Somebody took that principle and translated it into Ten Commandments of Human Relations. You may have seen this anonymous piece, for it circulates in a variety of settings. In case you have missed it, I am reproducing it here.

Speak to people. There is nothing as nice as a cheerful word of greeting.

Smile at people. It takes 72 muscles to frown, only 14 to smile.

Call people by name. It is music to anyone’s ears to hear the sound of his or her name.

Be friendly and helpful.

Be cordial. Speak and act as if everything you do is genuinely a pleasure. If it isn’t, learn to make it so.

Be genuinely interested in people. You can like almost anyone, if you try.

Be generous with praise, cautious with criticism.

Be considerate of the feelings of others. There are usually three sides to a controversy — yours, the other fellow’s, and the correct one.

Be alert to serve. What counts most in life is what you do for others.

Live with a good sense of humor, a generous dose of patience, and a dash of humility appropriate to being human.

Made in God’s image, all of us have something to be valued!

The great challenge in human experience is not work skills, but people skills. That is, research has shown that the majority of people who fail in their vocation do so because they cannot get along with people.

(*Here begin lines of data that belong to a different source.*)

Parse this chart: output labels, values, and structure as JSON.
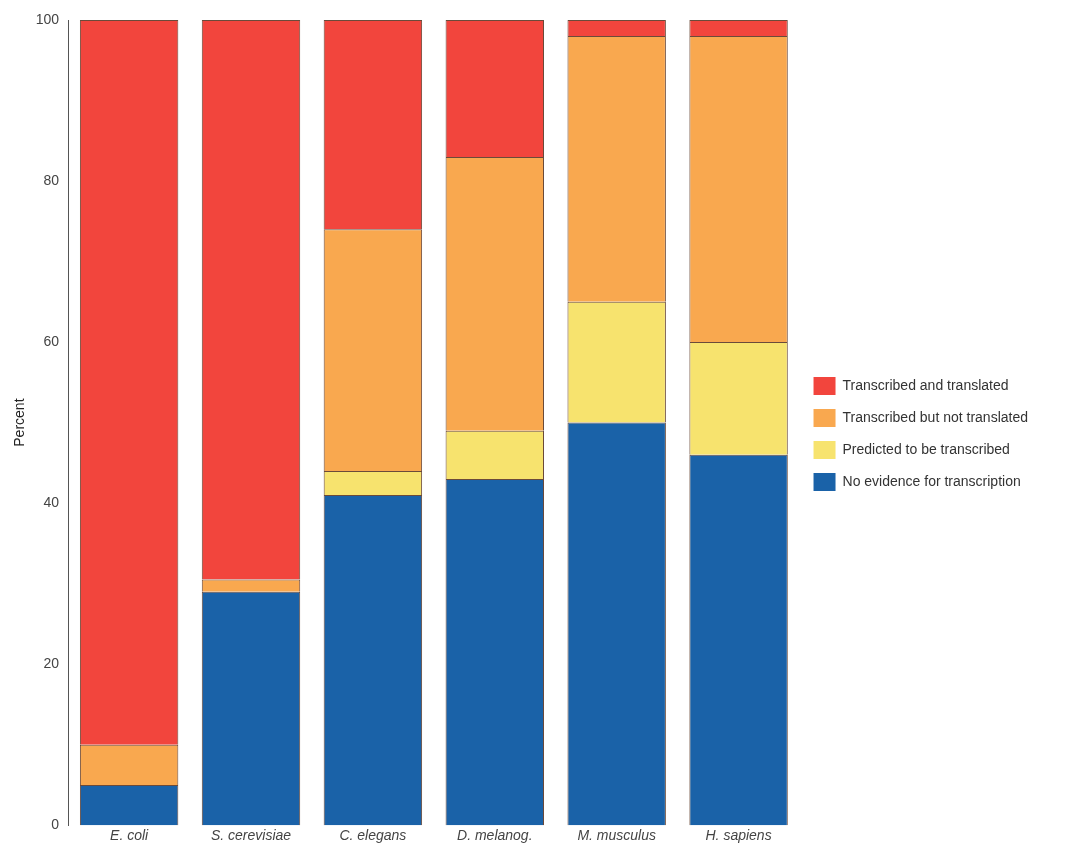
{
  "chart_data": {
    "type": "bar",
    "ylabel": "Percent",
    "stacked": true,
    "legend": "right",
    "grid": false,
    "categories": [
      "E. coli",
      "S. cerevisiae",
      "C. elegans",
      "D. melanog.",
      "M. musculus",
      "H. sapiens"
    ],
    "ylim": [
      0,
      100
    ],
    "yticks": [
      0,
      20,
      40,
      60,
      80,
      100
    ],
    "series": [
      {
        "name": "No evidence for transcription",
        "color": "#1a62a8",
        "values": [
          5,
          29,
          41,
          43,
          50,
          46
        ]
      },
      {
        "name": "Predicted to be transcribed",
        "color": "#f7e36e",
        "values": [
          0,
          0,
          3,
          6,
          15,
          14
        ]
      },
      {
        "name": "Transcribed but not translated",
        "color": "#f9a84f",
        "values": [
          5,
          1.5,
          30,
          34,
          33,
          38
        ]
      },
      {
        "name": "Transcribed and translated",
        "color": "#f2453d",
        "values": [
          90,
          69.5,
          26,
          17,
          2,
          2
        ]
      }
    ]
  }
}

You might think through the meaning of these ten common-sense ideas for your own workplace and personal activity. But what about the larger setting for your daily life? These principles work everywhere you go, for they are about showing respect to the people you meet in all those places.

Made in God’s image, all of us have something to be valued, affirmed, and acknowledged by others. But let it begin with us to acknowledge it in them. As the cycle of giving and receiving enlarges, the human community comes alive.